Le plus vieil hôtel de Red Deer refuse de mourir. La Ville s’est bel et bien portée acquéreur de l’hôtel Arlington, dans le but de le raser pour faire place, temporairement, à un stationnement, puis à un «développement multifonctionnel» (lire: un centre d’achats, probablement). Cependant, la Ville doit attendre 45 jours après avoir soumis sa demande de démolition, ce qui laisse le temps à des groupes de citoyens de faire pression sur les élus pour sauvegarder l’édifice. La Ville n’ayant pas de projet précis, elle n’a pour atout que la mauvaise réputation de l’édifice, qui était devenu une piquerie et une maison de chambre et que d’aucuns considèrent comme un obstacle au développement d’un centre-ville moderne (on n’a qu’à lire les commentaires dans les articles du journal local concernant cette polémique). C’est une mentalité bien commune en Alberta, où la préservation du patrimoine, sauf peut-être lorsque les édifices sont beaux, n’importe pas.
Au moment où le Conseil municipal lance un ambitieux plan de relance du centre-ville, l’Arlington semble irrécupérable. La vision d’«authenticité» qu’inclut ce plan de relance veut recréer le passé ferroviaire d’une partie du centre-ville (le chemin de fer a été détourné il y a quelques décennies pour faire place à une route, à des garages municipaux et à des commerces) mais ne cherche pas à protéger ce qui existe déjà. Pourtant, l’Arlington existait justement à l’origine à cause du chemin de fer en question.

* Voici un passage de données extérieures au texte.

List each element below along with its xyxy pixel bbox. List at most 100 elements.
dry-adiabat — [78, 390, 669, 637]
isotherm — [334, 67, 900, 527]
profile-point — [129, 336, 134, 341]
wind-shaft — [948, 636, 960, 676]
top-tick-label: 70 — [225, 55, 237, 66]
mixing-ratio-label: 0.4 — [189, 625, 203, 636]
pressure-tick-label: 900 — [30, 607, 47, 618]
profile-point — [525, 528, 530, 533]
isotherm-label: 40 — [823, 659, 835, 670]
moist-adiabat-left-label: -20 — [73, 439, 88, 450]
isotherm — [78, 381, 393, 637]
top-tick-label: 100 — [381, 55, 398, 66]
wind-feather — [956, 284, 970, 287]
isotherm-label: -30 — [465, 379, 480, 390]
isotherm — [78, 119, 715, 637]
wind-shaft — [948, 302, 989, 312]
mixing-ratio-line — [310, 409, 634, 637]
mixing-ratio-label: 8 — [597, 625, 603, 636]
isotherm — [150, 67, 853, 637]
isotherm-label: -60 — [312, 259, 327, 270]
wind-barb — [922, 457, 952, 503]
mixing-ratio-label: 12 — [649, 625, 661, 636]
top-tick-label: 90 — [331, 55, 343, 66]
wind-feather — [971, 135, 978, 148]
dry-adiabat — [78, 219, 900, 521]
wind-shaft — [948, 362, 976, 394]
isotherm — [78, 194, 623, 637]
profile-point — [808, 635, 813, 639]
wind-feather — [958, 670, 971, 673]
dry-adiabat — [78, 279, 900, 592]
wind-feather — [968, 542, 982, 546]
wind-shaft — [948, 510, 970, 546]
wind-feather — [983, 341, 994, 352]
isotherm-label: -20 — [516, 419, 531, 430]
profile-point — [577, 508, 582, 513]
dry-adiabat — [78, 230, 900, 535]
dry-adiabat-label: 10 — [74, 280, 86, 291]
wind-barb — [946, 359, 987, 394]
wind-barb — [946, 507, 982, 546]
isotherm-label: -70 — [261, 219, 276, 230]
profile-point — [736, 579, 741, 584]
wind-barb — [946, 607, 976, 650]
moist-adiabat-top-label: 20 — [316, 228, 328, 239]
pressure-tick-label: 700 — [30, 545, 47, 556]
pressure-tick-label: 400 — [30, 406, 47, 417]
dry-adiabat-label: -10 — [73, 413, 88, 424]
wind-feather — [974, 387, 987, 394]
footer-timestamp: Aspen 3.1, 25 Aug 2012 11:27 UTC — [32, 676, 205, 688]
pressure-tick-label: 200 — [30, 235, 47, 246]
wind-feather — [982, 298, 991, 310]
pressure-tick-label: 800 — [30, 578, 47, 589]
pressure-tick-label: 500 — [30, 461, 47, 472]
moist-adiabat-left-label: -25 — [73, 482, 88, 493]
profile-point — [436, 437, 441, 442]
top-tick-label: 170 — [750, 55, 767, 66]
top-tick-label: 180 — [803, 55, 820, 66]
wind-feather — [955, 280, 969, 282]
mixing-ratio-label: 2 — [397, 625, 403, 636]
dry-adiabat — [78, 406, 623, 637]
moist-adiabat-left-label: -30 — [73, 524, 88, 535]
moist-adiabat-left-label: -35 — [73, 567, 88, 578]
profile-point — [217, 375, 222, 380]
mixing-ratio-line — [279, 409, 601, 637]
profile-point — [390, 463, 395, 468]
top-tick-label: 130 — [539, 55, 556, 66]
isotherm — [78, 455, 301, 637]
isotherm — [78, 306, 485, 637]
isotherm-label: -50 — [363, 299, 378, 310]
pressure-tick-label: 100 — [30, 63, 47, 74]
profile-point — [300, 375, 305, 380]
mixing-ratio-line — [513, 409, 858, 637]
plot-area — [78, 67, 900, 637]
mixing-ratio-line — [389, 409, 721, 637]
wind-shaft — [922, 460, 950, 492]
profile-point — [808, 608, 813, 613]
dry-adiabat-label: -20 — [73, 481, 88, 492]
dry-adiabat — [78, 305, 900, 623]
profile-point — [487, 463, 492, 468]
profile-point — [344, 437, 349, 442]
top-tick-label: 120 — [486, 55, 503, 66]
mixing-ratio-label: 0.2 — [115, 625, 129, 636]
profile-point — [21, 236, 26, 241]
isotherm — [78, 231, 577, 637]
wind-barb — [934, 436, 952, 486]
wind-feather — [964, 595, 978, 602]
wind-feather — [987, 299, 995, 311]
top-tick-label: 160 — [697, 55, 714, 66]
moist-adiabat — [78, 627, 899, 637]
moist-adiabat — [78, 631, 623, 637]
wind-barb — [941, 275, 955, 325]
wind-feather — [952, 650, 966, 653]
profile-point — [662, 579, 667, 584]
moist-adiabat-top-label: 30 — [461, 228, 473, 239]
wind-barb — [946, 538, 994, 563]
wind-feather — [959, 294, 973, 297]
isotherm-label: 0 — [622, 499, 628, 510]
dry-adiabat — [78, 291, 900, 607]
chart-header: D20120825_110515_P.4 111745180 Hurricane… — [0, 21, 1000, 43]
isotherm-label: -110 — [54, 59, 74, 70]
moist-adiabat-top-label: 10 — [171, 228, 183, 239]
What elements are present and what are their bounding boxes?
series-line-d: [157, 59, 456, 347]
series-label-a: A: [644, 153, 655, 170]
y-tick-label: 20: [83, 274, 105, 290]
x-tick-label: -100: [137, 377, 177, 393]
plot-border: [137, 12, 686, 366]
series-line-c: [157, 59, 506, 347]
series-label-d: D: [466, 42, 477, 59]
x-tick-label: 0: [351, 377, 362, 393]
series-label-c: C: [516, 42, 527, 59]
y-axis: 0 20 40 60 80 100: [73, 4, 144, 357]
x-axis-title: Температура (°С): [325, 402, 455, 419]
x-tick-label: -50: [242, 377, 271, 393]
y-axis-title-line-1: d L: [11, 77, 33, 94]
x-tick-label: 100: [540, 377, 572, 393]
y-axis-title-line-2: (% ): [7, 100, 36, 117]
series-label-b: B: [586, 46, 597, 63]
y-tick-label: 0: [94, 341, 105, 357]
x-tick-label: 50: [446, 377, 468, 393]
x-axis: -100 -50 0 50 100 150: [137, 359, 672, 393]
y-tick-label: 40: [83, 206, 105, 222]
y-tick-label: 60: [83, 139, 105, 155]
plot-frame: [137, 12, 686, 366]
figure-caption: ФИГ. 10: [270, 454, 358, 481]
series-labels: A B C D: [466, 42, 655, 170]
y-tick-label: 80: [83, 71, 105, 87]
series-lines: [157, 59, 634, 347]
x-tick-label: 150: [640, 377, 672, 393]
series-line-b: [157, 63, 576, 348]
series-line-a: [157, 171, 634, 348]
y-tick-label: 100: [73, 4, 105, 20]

Dans un récent article du journal local, une responsable d’un groupe de planification disait que l’édifice (qui n’est pas classé) avait conservé peu de ses caractéristiques d’origine. Je traduis:
L’hôtel le plus ancien de Red Deer a été évalué selon les sept critères de conservation du gouvernement albertain: lieu, environnement, conception, matériaux, techniques de construction, esthétique ou sens historique de l’époque [de construction, je suppose] et association avec une ressource historique, une personne ou un thème historiquement significatif.
«Plusieurs éléments originaux du bâtiment, dont le clin de bois dont il était recouvert et le joli balcon qui l’entourait n’y sont plus» disait-elle. «L’édifice a toujours deux étages, la même silhouette… l’intérieur du bâtiment n’a rien avoir avec l’original.»
Bon. Voici ce dont avait l’air l’hôtel Arlington en 1911, selon le volume de Georgean C. Parker, Proud Beginnings: A Pictorial History of Red Deer (p. 136):

Certes, il faudrait d’importants travaux de réfection pour faire retrouver à cet édifice sa gloire d’antan et surtout pour lui trouver une nouvelle vocation qui permette d’en faire un pilier du redéveloppement du coin. Cependant, la structure de base est encore là et probablement en bonne condition. Cependant, un édifice, c’est plus que des matériaux de construction: c’est un organisme à qui les humains donnent vie.
Il faut dire qu’il est assez mal entouré et que les édifices des alentours servent aussi de refuge à des laissés-pour-compte que les élus autant que les bien-pensants préfèreraient ignorer, oublier, et reléguer à un endroit moins visible. Je pense que c’est là que le bât blesse, en plus du manque flagrant de créativité des élus, qui n’imaginent le progrès que selon des normes contemporaines. Pourtant, un autre édifice a récemment fait l’objet d’un vaste programme de restauration qui a permis de le faire revivre sous une nouvelle vocation. Un peu d’imagination, que diable!
Chose certaine, cette affiche, au coin de l’avenue Gaetz (la rue principale de Red Deer, sur laquelle la façade de l’hôtel se trouve) et de la 49e rue aura permis à plusieurs de prendre conscience de l’importance historique d’un bâtiment qui s’est tenu là 110 ans. Survivra-t-il? J’en doute et c’est malheureux.

Ironie du sort, selon un article publié hier dans le journal local, une pétition circule actuellement pour obtenir que soit protégé l’édifice par une désignation en tant qu’édifice historique au niveau municipal. Cependant, pour que la requête soit recevable, elle doit être signée par le propriétaire de l’édifice, soit la Ville de Red Deer. Comme l’administration municipale a pour seul projet de raser le bâtiment, on peut douter de l’efficacité de ce moyen de pression.